Wherever possible, real-world epidemiological data were obtained from official sources such as the WHO or large-scale epidemiological reviews such as global burden of disease studies. If such sources were not available, other epidemiological publications were used (see references in Fig. 1).

Statistical analyses

Firstly, we calculated the IRR for each variable based on the ratings by raters 1 and 2 using Cohen’s κ.

Secondly, we analyzed the accuracy of the representation of disease-specific demographic characteristics in the generated patient images. Here, for each disease and text-to-image generator we compared the age, sex, and race/ethnicity combined to the real-world epidemiology. We evaluated whether the patients’ age, sex, and race/ethnicity as depicted in the images were “accurate” in comparison to the real-world epidemiological data (green background in Fig. 1), “imprecise” (yellow background), or “wrong” (red background).

Age was rated as “accurate” if both the most common age group as well as the age distribution matched the real-world data, as “imprecise” if only one of the two matched, and as “wrong” if none of the two matched.

Sex was rated as “accurate” if the F:M ratio was less than factor 1.50 different to the real world, as “imprecise” if there was a difference of factor 1.50–3.00, or “wrong” if the difference was larger than factor 3.00. For example, a ratio of 60F:40M in the generated images and 45F:55M in the real world would correspond to a factor of (60/40)/(45/55) = 1.83 (“imprecise”).

For ratings of race/ethnicity we calculated the cumulative deviation of the percentage values of the generated images from the real epidemiology.

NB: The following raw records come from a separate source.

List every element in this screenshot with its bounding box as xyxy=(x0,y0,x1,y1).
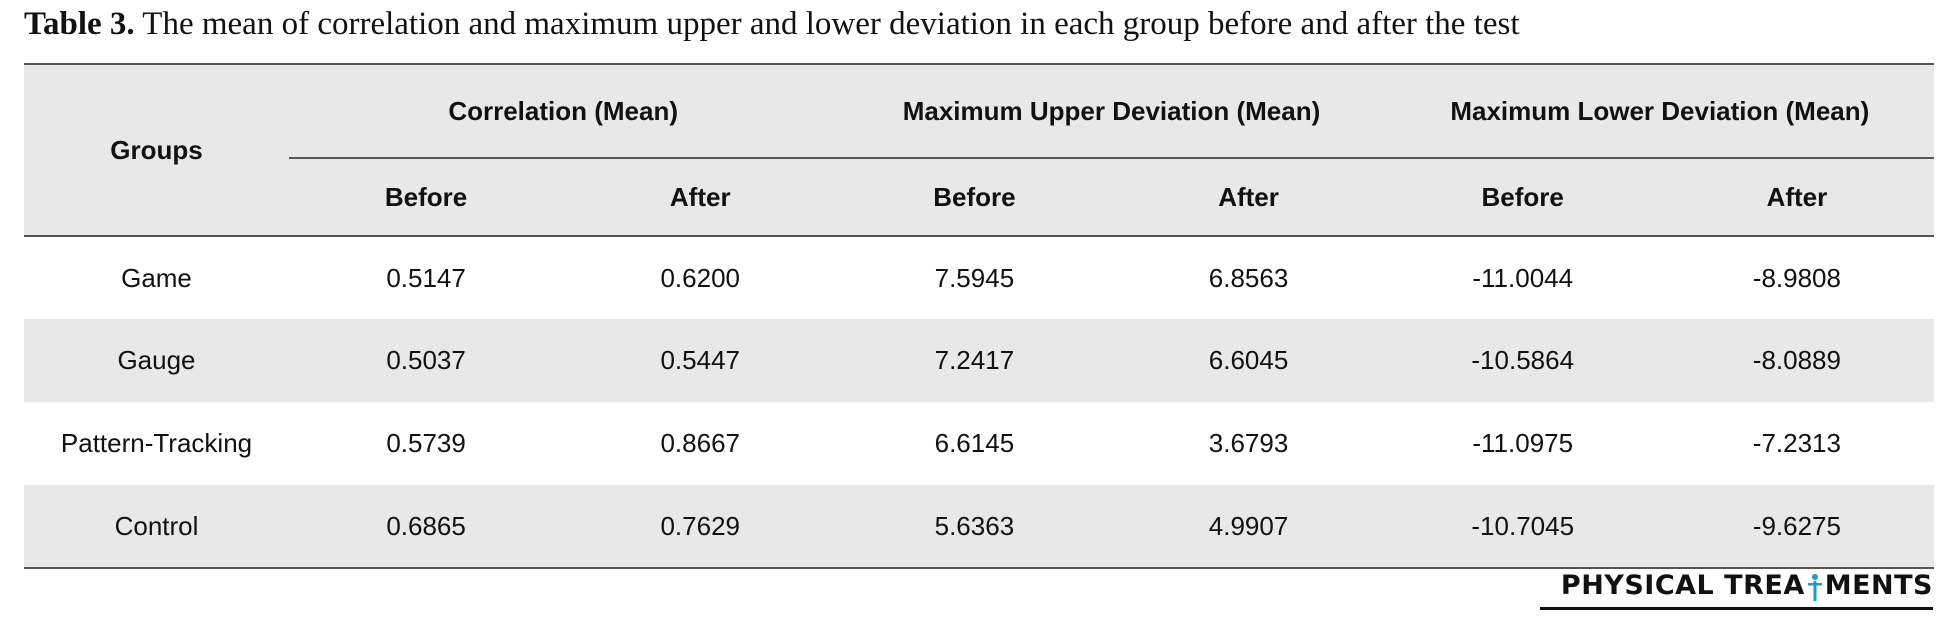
sub-header-after: After xyxy=(1659,158,1934,237)
sub-header-after: After xyxy=(563,158,838,237)
value-cell: 7.5945 xyxy=(934,262,1015,293)
value-cell: -11.0044 xyxy=(1472,262,1574,293)
header-row-before-after: Before After Before After Before After xyxy=(24,158,1934,237)
max-lower-deviation-header: Maximum Lower Deviation (Mean) xyxy=(1385,63,1934,159)
results-table: Groups Correlation (Mean) Maximum Upper … xyxy=(24,63,1934,569)
value-cell: 6.6045 xyxy=(1111,319,1386,402)
value-cell: -8.9808 xyxy=(1752,262,1841,293)
journal-logo-text-end: MENTS xyxy=(1824,570,1933,601)
value-cell: 3.6793 xyxy=(1208,428,1289,458)
table-caption-label: Table 3. xyxy=(24,6,135,42)
sub-header-before: Before xyxy=(289,158,564,237)
value-cell: 0.5739 xyxy=(386,428,466,458)
value-cell: -10.7045 xyxy=(1385,485,1660,569)
value-cell: 0.5447 xyxy=(563,319,838,402)
value-cell: 4.9907 xyxy=(1111,485,1386,569)
value-cell: -11.0975 xyxy=(1472,428,1574,458)
table-caption-text: The mean of correlation and maximum uppe… xyxy=(134,6,1520,42)
table-body: Game 0.5147 0.6200 7.5945 6.8563 -11.004… xyxy=(24,236,1934,569)
value-cell: 0.7629 xyxy=(563,485,838,569)
groups-column-header: Groups xyxy=(24,63,289,237)
group-name-cell: Gauge xyxy=(24,319,289,402)
value-cell: 5.6363 xyxy=(837,485,1112,569)
group-name-cell: Game xyxy=(121,262,192,293)
value-cell: 0.8667 xyxy=(660,428,740,458)
value-cell: 0.5147 xyxy=(386,262,466,293)
journal-logo: PHYSICAL TREA MENTS xyxy=(1561,571,1933,601)
journal-logo-underline xyxy=(1540,607,1933,610)
value-cell: 0.5037 xyxy=(289,319,564,402)
value-cell: 0.6200 xyxy=(660,262,740,293)
value-cell: 6.6145 xyxy=(934,428,1015,458)
person-figure-icon-svg xyxy=(1807,574,1822,601)
sub-header-before: Before xyxy=(1385,158,1660,237)
table-row: Pattern-Tracking 0.5739 0.8667 6.6145 3.… xyxy=(24,402,1934,485)
group-name-cell: Control xyxy=(24,485,289,569)
value-cell: -8.0889 xyxy=(1659,319,1934,402)
value-cell: 6.8563 xyxy=(1208,262,1289,293)
table-row: Game 0.5147 0.6200 7.5945 6.8563 -11.004… xyxy=(24,236,1934,319)
value-cell: 0.6865 xyxy=(289,485,564,569)
journal-logo-text-start: PHYSICAL TREA xyxy=(1560,570,1805,601)
table-row: Gauge 0.5037 0.5447 7.2417 6.6045 -10.58… xyxy=(24,319,1934,402)
group-name-cell: Pattern-Tracking xyxy=(60,428,253,458)
table-header: Groups Correlation (Mean) Maximum Upper … xyxy=(24,63,1934,237)
results-table-container: Groups Correlation (Mean) Maximum Upper … xyxy=(24,63,1934,569)
table-caption: Table 3. The mean of correlation and max… xyxy=(24,2,1520,46)
person-figure-icon xyxy=(1806,573,1824,601)
value-cell: -10.5864 xyxy=(1385,319,1660,402)
sub-header-before: Before xyxy=(837,158,1112,237)
max-upper-deviation-header: Maximum Upper Deviation (Mean) xyxy=(837,63,1386,159)
table-row: Control 0.6865 0.7629 5.6363 4.9907 -10.… xyxy=(24,485,1934,569)
value-cell: -9.6275 xyxy=(1659,485,1934,569)
correlation-header: Correlation (Mean) xyxy=(289,63,838,159)
value-cell: 7.2417 xyxy=(837,319,1112,402)
sub-header-after: After xyxy=(1111,158,1386,237)
header-row-groups: Groups Correlation (Mean) Maximum Upper … xyxy=(24,63,1934,237)
value-cell: -7.2313 xyxy=(1752,428,1841,458)
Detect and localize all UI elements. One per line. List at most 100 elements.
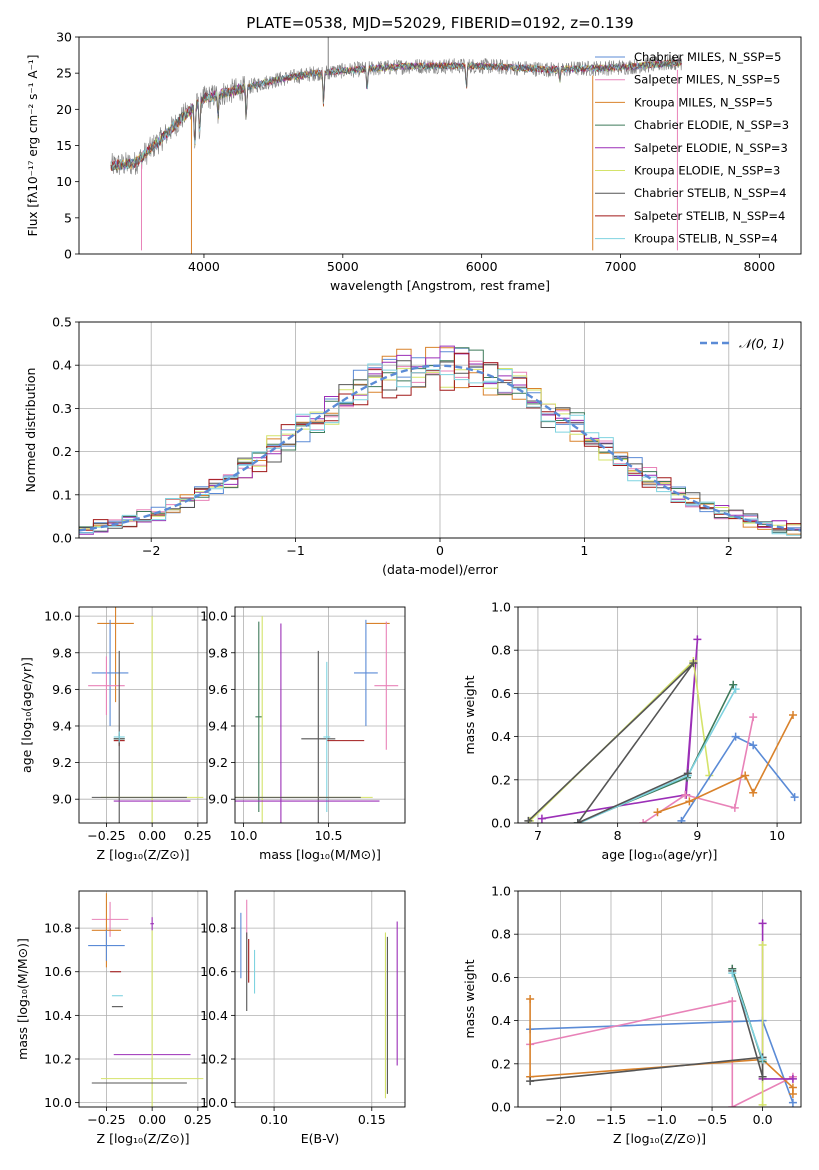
series-line [761, 923, 793, 1080]
y-tick-label: 10.6 [44, 964, 72, 979]
chart-mass-vs-z: −0.25 0.00 0.25 10.0 10.2 10.4 10.6 10.8 Z [log₁… [15, 890, 212, 1146]
y-tick-label: 9.2 [52, 755, 72, 770]
spectrum-line [110, 54, 682, 175]
legend-entry: 𝒩(0, 1) [739, 336, 785, 351]
x-tick-label: 0 [436, 543, 444, 558]
data-point-marker [788, 1090, 797, 1099]
y-tick-label: 10.0 [44, 1095, 72, 1110]
data-point-marker [728, 969, 737, 978]
data-point-marker [729, 680, 738, 689]
spectrum-line [110, 59, 682, 172]
data-point-marker [731, 685, 740, 694]
x-tick-label: 8 [614, 828, 622, 843]
data-point-marker [789, 711, 798, 719]
y-tick-label: 10.4 [200, 1008, 228, 1023]
data-point-marker [681, 790, 690, 799]
legend-entry: Kroupa MILES, N_SSP=5 [634, 95, 773, 109]
series-line [642, 717, 754, 823]
y-tick-label: 9.8 [52, 645, 72, 660]
legend-entry: Chabrier ELODIE, N_SSP=3 [634, 118, 789, 132]
data-point-marker [741, 771, 750, 780]
legend-entry: Salpeter STELIB, N_SSP=4 [634, 209, 785, 223]
y-axis-label: mass [log₁₀(M/M⊙)] [15, 938, 30, 1060]
y-tick-label: 9.4 [52, 718, 72, 733]
y-tick-label: 0.0 [491, 816, 511, 831]
y-tick-label: 0.2 [52, 444, 72, 459]
legend-entry: Kroupa ELODIE, N_SSP=3 [634, 164, 780, 178]
y-tick-label: 9.6 [208, 682, 228, 697]
chart-spectrum: 4000 5000 6000 7000 8000 0 5 10 15 20 25 30 waveleng… [26, 30, 802, 293]
y-tick-label: 0.2 [491, 1056, 511, 1071]
y-tick-label: 0.5 [52, 315, 72, 330]
x-axis-label: age [log₁₀(age/yr)] [602, 847, 718, 862]
x-axis-label: E(B-V) [301, 1131, 340, 1146]
data-point-marker [788, 1074, 797, 1083]
y-tick-label: 0.8 [491, 643, 511, 658]
x-tick-label: 2 [725, 543, 733, 558]
data-point-marker [749, 788, 758, 797]
spectrum-line [110, 58, 682, 171]
spectrum-line [110, 58, 682, 171]
axes-frame [78, 890, 208, 1108]
spectrum-line [110, 58, 682, 171]
y-tick-label: 9.6 [52, 682, 72, 697]
plot-area [235, 616, 399, 823]
y-tick-label: 9.0 [52, 792, 72, 807]
y-tick-label: 10.2 [44, 1052, 72, 1067]
x-tick-label: 5000 [327, 259, 359, 274]
data-point-marker [758, 1055, 767, 1064]
data-point-marker [749, 741, 758, 750]
data-point-marker [788, 1098, 797, 1107]
legend-entry: Salpeter MILES, N_SSP=5 [634, 73, 780, 87]
x-tick-label: 0.00 [138, 828, 166, 843]
x-tick-label: 0.00 [138, 1112, 166, 1127]
legend-entry: Salpeter ELODIE, N_SSP=3 [634, 141, 788, 155]
y-tick-label: 10.0 [200, 1095, 228, 1110]
y-tick-label: 1.0 [491, 884, 511, 899]
y-tick-label: 0.3 [52, 401, 72, 416]
plot-area [526, 919, 797, 1107]
y-axis-label: Flux [fλ10⁻¹⁷ erg cm⁻² s⁻¹ A⁻¹] [26, 55, 40, 237]
data-point-marker [731, 732, 740, 741]
plot-area [524, 635, 799, 823]
x-tick-label: 0.25 [184, 828, 212, 843]
axes-frame [78, 321, 802, 539]
data-point-marker [758, 941, 767, 949]
x-tick-label: 10.5 [315, 828, 343, 843]
x-axis-label: wavelength [Angstrom, rest frame] [330, 278, 550, 293]
y-tick-label: 0.6 [491, 970, 511, 985]
y-tick-label: 10.8 [200, 921, 228, 936]
y-tick-label: 9.0 [208, 792, 228, 807]
series-line [657, 714, 794, 813]
x-tick-label: 0.10 [260, 1112, 288, 1127]
spectrum-line [110, 58, 682, 170]
histogram-step [79, 363, 801, 536]
x-tick-label: 1 [580, 543, 588, 558]
x-tick-label: 7 [534, 828, 542, 843]
y-tick-label: 10 [56, 174, 72, 189]
x-tick-label: −1 [286, 543, 304, 558]
y-axis-label: age [log₁₀(age/yr)] [19, 657, 34, 773]
y-tick-label: 9.2 [208, 755, 228, 770]
spectrum-line [110, 59, 682, 171]
x-tick-label: 6000 [466, 259, 498, 274]
data-point-marker [685, 797, 694, 806]
y-tick-label: 9.8 [208, 645, 228, 660]
x-tick-label: −2 [142, 543, 160, 558]
data-point-marker [790, 793, 799, 802]
y-tick-label: 0.4 [52, 358, 72, 373]
figure-title: PLATE=0538, MJD=52029, FIBERID=0192, z=0… [246, 14, 633, 32]
y-tick-label: 5 [64, 210, 72, 225]
data-point-marker [526, 1077, 535, 1086]
x-tick-label: −2.0 [545, 1112, 575, 1127]
data-point-marker [526, 995, 535, 1003]
y-tick-label: 1.0 [491, 600, 511, 615]
y-axis-label: Normed distribution [23, 368, 38, 493]
data-point-marker [758, 1100, 767, 1107]
axes-frame [234, 606, 406, 824]
y-tick-label: 0.4 [491, 729, 511, 744]
plot-area [88, 607, 204, 823]
x-axis-label: Z [log₁₀(Z/Z⊙)] [97, 847, 190, 862]
plot-area [110, 37, 682, 254]
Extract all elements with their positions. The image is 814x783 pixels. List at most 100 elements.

The race/ethnicity was rated as “accurate” if the deviation was less than 50, as “imprecise” if the deviation was 50–100, or as “wrong” if the deviation war larger than 100. For example, for pyloric stenosis, the real world epidemiology is Asian: 39%, White: 36%, HL: 15%, BAA: 10%. In Adobe, the distribution was: Asian: 8%, White: 79%, HL: 5%, BAA: 8%. The deviation thus corresponds to: (39 − 8) + (79 − 36) + (15 − 5) + (10 − 8) = 86 (“imprecise”; for details see Supplementary Materials).

Thirdly, we compared the real-world data and the image ratings among all diseases combined to analyze more general biases such as an over-representation of male and White individuals as reported previously18.

Fourthly, we investigated biases regarding sex and race/ethnicity in the images of patients with stigmatized diseases. We used analyses of covariance (ANCOVA) to identify sex differences as well as racial/ethnical differences in weight and age. Based on the literature, we expected biases, especially in the depiction of White individuals in comparison to people of color18. Thus, we dichotomized the race/ethnicity variable into White vs. Asian or BAA or HL or NHPI, or AIAN. Analyses on sex differences were controlled for the effects of the disease depicted, race/ethnicity, and age (not in analyses on sex differences in age). Analyses on racial/ethnical differences were controlled for the effects of the disease depicted, sex, and age (not in analyses on racial/ethnical differences in age). The analyses were performed in IBM SPSS Statistics version 29.0.2.0. P-levels < 0.05 were considered statistically significant.